A youth peace initiative is founded in 2009 in answer to the violence resulting from the increasing influence of the terrorist group Boko Harem. Every year, 100 young people come together to work on ideas such as living together peacefully, healthy living, governance and community development. In this way, REO in Cameroon carries out pioneer work. Young people in danger of being radicalised as well as unemployed youths are trained and motivated to campaign for peace.
The health service has become a victim of the ongoing armed conflict. Health centres have been closed, destroyed or abandoned. There is no health care available to the people and the mortality rate is increasing. REO distributes hygiene articles, birth kits, basic food stuffs and vitamin supplements.
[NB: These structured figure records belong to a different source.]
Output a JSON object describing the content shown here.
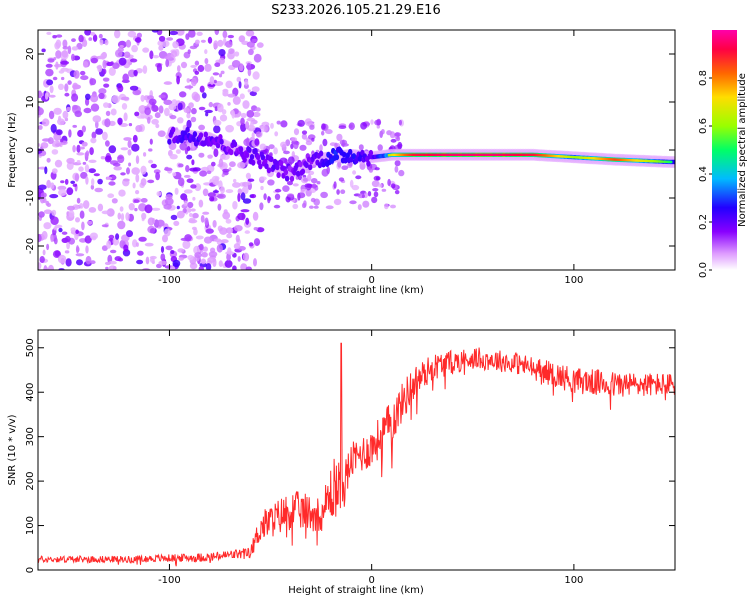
{
  "title": "S233.2026.105.21.29.E16",
  "chart_data": [
    {
      "type": "heatmap",
      "title": "S233.2026.105.21.29.E16",
      "xlabel": "Height of straight line (km)",
      "ylabel": "Frequency (Hz)",
      "xlim": [
        -165,
        150
      ],
      "ylim": [
        -25,
        25
      ],
      "xticks": [
        -100,
        0,
        100
      ],
      "yticks": [
        -20,
        -10,
        0,
        10,
        20
      ],
      "colorbar": {
        "label": "Normalized spectral amplitude",
        "range": [
          0,
          1
        ],
        "ticks": [
          "0.0",
          "0.2",
          "0.4",
          "0.6",
          "0.8"
        ],
        "colors": [
          "#ffffff",
          "#cc99ff",
          "#7a00ff",
          "#0000ff",
          "#00ccff",
          "#00ff66",
          "#aaff00",
          "#ffcc00",
          "#ff3300",
          "#ff0066"
        ]
      },
      "ridge": {
        "description": "strong narrow-band signal near 0 Hz",
        "x": [
          -100,
          -90,
          -80,
          -70,
          -60,
          -50,
          -40,
          -30,
          -20,
          -10,
          0,
          10,
          20,
          40,
          60,
          80,
          100,
          120,
          148
        ],
        "freq": [
          3,
          3,
          2.5,
          0.5,
          -1,
          -3,
          -5,
          -2,
          -1.5,
          -1,
          -1.5,
          -1,
          -1,
          -1,
          -1,
          -1,
          -1.5,
          -2,
          -2.5
        ],
        "amplitude": [
          0.35,
          0.4,
          0.35,
          0.3,
          0.35,
          0.35,
          0.3,
          0.3,
          0.5,
          0.45,
          0.35,
          0.7,
          0.9,
          0.95,
          0.95,
          0.9,
          0.6,
          0.85,
          0.5
        ]
      }
    },
    {
      "type": "line",
      "xlabel": "Height of straight line (km)",
      "ylabel": "SNR (10 * v/v)",
      "xlim": [
        -165,
        150
      ],
      "ylim": [
        0,
        540
      ],
      "xticks": [
        -100,
        0,
        100
      ],
      "yticks": [
        0,
        100,
        200,
        300,
        400,
        500
      ],
      "color": "#ff2a2a",
      "trend": {
        "x": [
          -165,
          -120,
          -80,
          -60,
          -55,
          -40,
          -25,
          -18,
          -15,
          -10,
          0,
          10,
          20,
          30,
          50,
          70,
          100,
          120,
          150
        ],
        "snr": [
          25,
          25,
          30,
          40,
          100,
          140,
          130,
          200,
          180,
          250,
          280,
          340,
          420,
          460,
          480,
          470,
          430,
          420,
          420
        ],
        "spread": [
          15,
          15,
          20,
          25,
          70,
          90,
          80,
          150,
          120,
          80,
          90,
          100,
          80,
          60,
          50,
          50,
          60,
          60,
          50
        ]
      }
    }
  ]
}
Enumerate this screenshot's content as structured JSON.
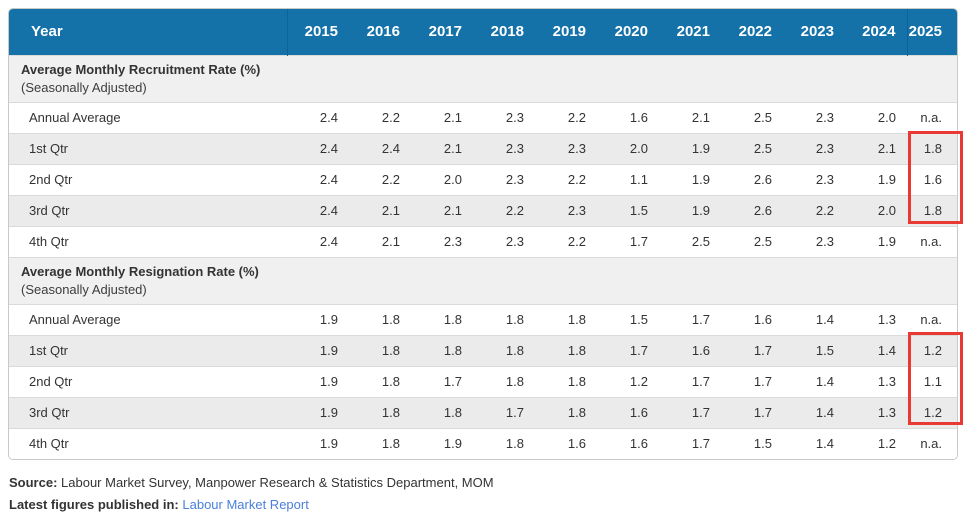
{
  "table": {
    "header": {
      "label": "Year",
      "years": [
        "2015",
        "2016",
        "2017",
        "2018",
        "2019",
        "2020",
        "2021",
        "2022",
        "2023",
        "2024",
        "2025"
      ]
    },
    "sections": [
      {
        "title": "Average Monthly Recruitment Rate (%)",
        "subtitle": "(Seasonally Adjusted)",
        "rows": [
          {
            "label": "Annual Average",
            "values": [
              "2.4",
              "2.2",
              "2.1",
              "2.3",
              "2.2",
              "1.6",
              "2.1",
              "2.5",
              "2.3",
              "2.0",
              "n.a."
            ]
          },
          {
            "label": "1st Qtr",
            "values": [
              "2.4",
              "2.4",
              "2.1",
              "2.3",
              "2.3",
              "2.0",
              "1.9",
              "2.5",
              "2.3",
              "2.1",
              "1.8"
            ]
          },
          {
            "label": "2nd Qtr",
            "values": [
              "2.4",
              "2.2",
              "2.0",
              "2.3",
              "2.2",
              "1.1",
              "1.9",
              "2.6",
              "2.3",
              "1.9",
              "1.6"
            ]
          },
          {
            "label": "3rd Qtr",
            "values": [
              "2.4",
              "2.1",
              "2.1",
              "2.2",
              "2.3",
              "1.5",
              "1.9",
              "2.6",
              "2.2",
              "2.0",
              "1.8"
            ]
          },
          {
            "label": "4th Qtr",
            "values": [
              "2.4",
              "2.1",
              "2.3",
              "2.3",
              "2.2",
              "1.7",
              "2.5",
              "2.5",
              "2.3",
              "1.9",
              "n.a."
            ]
          }
        ]
      },
      {
        "title": "Average Monthly Resignation Rate (%)",
        "subtitle": "(Seasonally Adjusted)",
        "rows": [
          {
            "label": "Annual Average",
            "values": [
              "1.9",
              "1.8",
              "1.8",
              "1.8",
              "1.8",
              "1.5",
              "1.7",
              "1.6",
              "1.4",
              "1.3",
              "n.a."
            ]
          },
          {
            "label": "1st Qtr",
            "values": [
              "1.9",
              "1.8",
              "1.8",
              "1.8",
              "1.8",
              "1.7",
              "1.6",
              "1.7",
              "1.5",
              "1.4",
              "1.2"
            ]
          },
          {
            "label": "2nd Qtr",
            "values": [
              "1.9",
              "1.8",
              "1.7",
              "1.8",
              "1.8",
              "1.2",
              "1.7",
              "1.7",
              "1.4",
              "1.3",
              "1.1"
            ]
          },
          {
            "label": "3rd Qtr",
            "values": [
              "1.9",
              "1.8",
              "1.8",
              "1.7",
              "1.8",
              "1.6",
              "1.7",
              "1.7",
              "1.4",
              "1.3",
              "1.2"
            ]
          },
          {
            "label": "4th Qtr",
            "values": [
              "1.9",
              "1.8",
              "1.9",
              "1.8",
              "1.6",
              "1.6",
              "1.7",
              "1.5",
              "1.4",
              "1.2",
              "n.a."
            ]
          }
        ]
      }
    ],
    "highlight": {
      "year": "2025",
      "rows": [
        "1st Qtr",
        "2nd Qtr",
        "3rd Qtr"
      ]
    }
  },
  "footer": {
    "source_label": "Source:",
    "source_text": "Labour Market Survey, Manpower Research & Statistics Department, MOM",
    "published_label": "Latest figures published in:",
    "published_link": "Labour Market Report"
  },
  "colors": {
    "header_bg": "#1472a8",
    "stripe_bg": "#ebebeb",
    "section_bg": "#f0f0f0",
    "highlight_border": "#e83a33",
    "link": "#4a80d9"
  }
}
Communities caught up in conflict which are difficult to reach are provided for by a mobile clinic. The organisation supports orphanages and schools.
In cooperation with the founder of REO, Esther Omam, 80 employees are committed to upholding human rights, the peace process, the economic stability of individual households as well as the health of the people living in South and Northwest Cameroon. The organisation, which was founded in 1996 during the widespread HIV epidemic in Southwest Cameroon, supports neighbouring groups, gets involved, and emphatically and consistently demands a cease-fire and non-violent solutions to conflict.